Diesen ein­füh­ren­den Beiträgen schlie­ßen sich Aufsätze “dis­zi­pli­nä­rer Über­set­zun­gen” an. Hervorzuheben sind hier ins­be­son­dere: “Dimensionen des Kulturbegriffs” (Andreas Hütig); “Kulturalität der Philosophie” (Andreas Cesana); “Erfahrungsgeschichte und die ‘Quelle’ Litaratur” (Barbara Korte); “Kulturtransfer als Beobachtungsfeld his­to­ri­scher Kulturwissenschaft” (Jan Kusber); “Der ana­to­mi­sche Blick in der isla­mi­schen Medizingeschichte” (Rainer Brömer); “Archäologie des Mittelalters und der Neuzeit – Eine his­to­ri­sche Kulturwissenschaft par excel­lence?” (Rainer Schreg) sowie “Über­le­gun­gen zur Konzeptualisierung der Begriffe Landschaft und Geschichte im inter­kul­tu­rel­len Kontext” (Philipp Kersting). Kerstings Beitrag spe­zi­ell zu Rwanda, räumt deut­lichst mit kolo­ni­al­herr­li­chen, inkom­pe­ten­ten und igno­ran­ten Sichtweisen auf fremde Kulturräume auf.

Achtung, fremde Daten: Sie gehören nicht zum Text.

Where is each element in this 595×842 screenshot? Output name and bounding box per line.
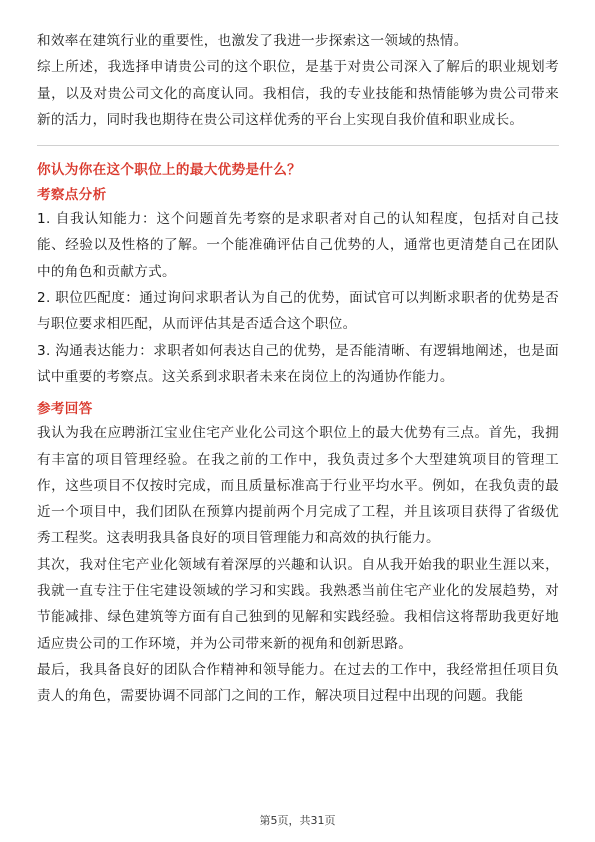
question-title: 你认为你在这个职位上的最大优势是什么？ [37, 162, 301, 179]
document-page [37, 28, 559, 710]
answer-paragraph: 最后，我具备良好的团队合作精神和领导能力。在过去的工作中，我经常担任项目负责人的角色，需要协调不同部门之间的工作，解决项目过程中出现的问题。我能 [37, 661, 559, 705]
intro-paragraph: 和效率在建筑行业的重要性，也激发了我进一步探索这一领域的热情。 [37, 33, 468, 49]
analysis-item: 1. 自我认知能力：这个问题首先考察的是求职者对自己的认知程度，包括对自己技能、经验以及性格的了解。一个能准确评估自己优势的人，通常也更清楚自己在团队中的角色和贡献方式。 [37, 211, 559, 280]
answer-paragraph: 其次，我对住宅产业化领域有着深厚的兴趣和认识。自从我开始我的职业生涯以来，我就一直专注于住宅建设领域的学习和实践。我熟悉当前住宅产业化的发展趋势，对节能减排、绿色建筑等方面有自己独到的见解和实践经验。我相信这将帮助我更好地适应贵公司的工作环境，并为公司带来新的视角和创新思路。 [37, 556, 559, 652]
answer-paragraph: 我认为我在应聘浙江宝业住宅产业化公司这个职位上的最大优势有三点。首先，我拥有丰富的项目管理经验。在我之前的工作中，我负责过多个大型建筑项目的管理工作，这些项目不仅按时完成，而且质量标准高于行业平均水平。例如，在我负责的最近一个项目中，我们团队在预算内提前两个月完成了工程，并且该项目获得了省级优秀工程奖。这表明我具备良好的项目管理能力和高效的执行能力。 [37, 425, 559, 547]
analysis-heading: 考察点分析 [37, 187, 107, 204]
analysis-item: 3. 沟通表达能力：求职者如何表达自己的优势，是否能清晰、有逻辑地阐述，也是面试中重要的考察点。这关系到求职者未来在岗位上的沟通协作能力。 [37, 342, 559, 385]
answer-heading: 参考回答 [37, 401, 93, 418]
intro-paragraph: 综上所述，我选择申请贵公司的这个职位，是基于对贵公司深入了解后的职业规划考量，以及对贵公司文化的高度认同。我相信，我的专业技能和热情能够为贵公司带来新的活力，同时我也期待在贵公司这样优秀的平台上实现自我价值和职业成长。 [37, 59, 559, 128]
section-divider [37, 145, 559, 146]
page-footer: 第5页，共31页 [259, 814, 336, 827]
analysis-item: 2. 职位匹配度：通过询问求职者认为自己的优势，面试官可以判断求职者的优势是否与职位要求相匹配，从而评估其是否适合这个职位。 [37, 290, 559, 333]
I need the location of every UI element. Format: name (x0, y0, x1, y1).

Besonders her­vor­zu­he­ben ist aus Sicht des Rezensenten Christine Kleinjungs Beitrag “Wie wird poli­ti­sche Ordnung gemacht? – Erstellen, Tradieren und Anwenden von Wissensbeständen in Westfranken”. Ausgangspunkt bei ihr sind die Krönung und Weihe Karls des Kahlen im Jahre 869 zum König von Lothringen. Sie weist nach, wel­che Erkenntnismöglichkeiten sich erge­ben, wenn man tra­dierte Texte nicht juris­ti­schen oder reli­giö­sen Kategorien trennt, son­dern sie zusam­men liest. Das ver­deut­licht sie anhand der soge­nann­ten “west­frän­ki­schen Reichsannalen” aus der Feder des Bischofs Hinkmar von Reims. Sie schreibt u.a.: “Diese Umdeutung der Chlodwigstaufe in eine Krönungssalbung ist Hinkmars Werk und wurde zur Geltungsgeschichte des karolingisch-westfränkischen und kapetingisch-französischen Königtums, obwohl es Hinkmar weni­ger um die Erhöhung des west­frän­ki­schen Königtums ging, son­dern vor allem um die Kompetenzen des Bischofs und die her­aus­ge­ho­bene Stellung der Reimser Kirche.” (S. 250) Weiter heißt es bei ihr: “Diese Verwendung einer eigens geschaf­fe­nen Vergangenheit und das Festhalten des Wissens dar­über bewirk­ten, daß der Gebrauch der ‘nütz­li­chen Vergangenheit’ selbst zur his­to­ri­schen Wahrheit wurde. Hinkmar hat mit Absicht eine Tradition erfun­den.” (S. 251)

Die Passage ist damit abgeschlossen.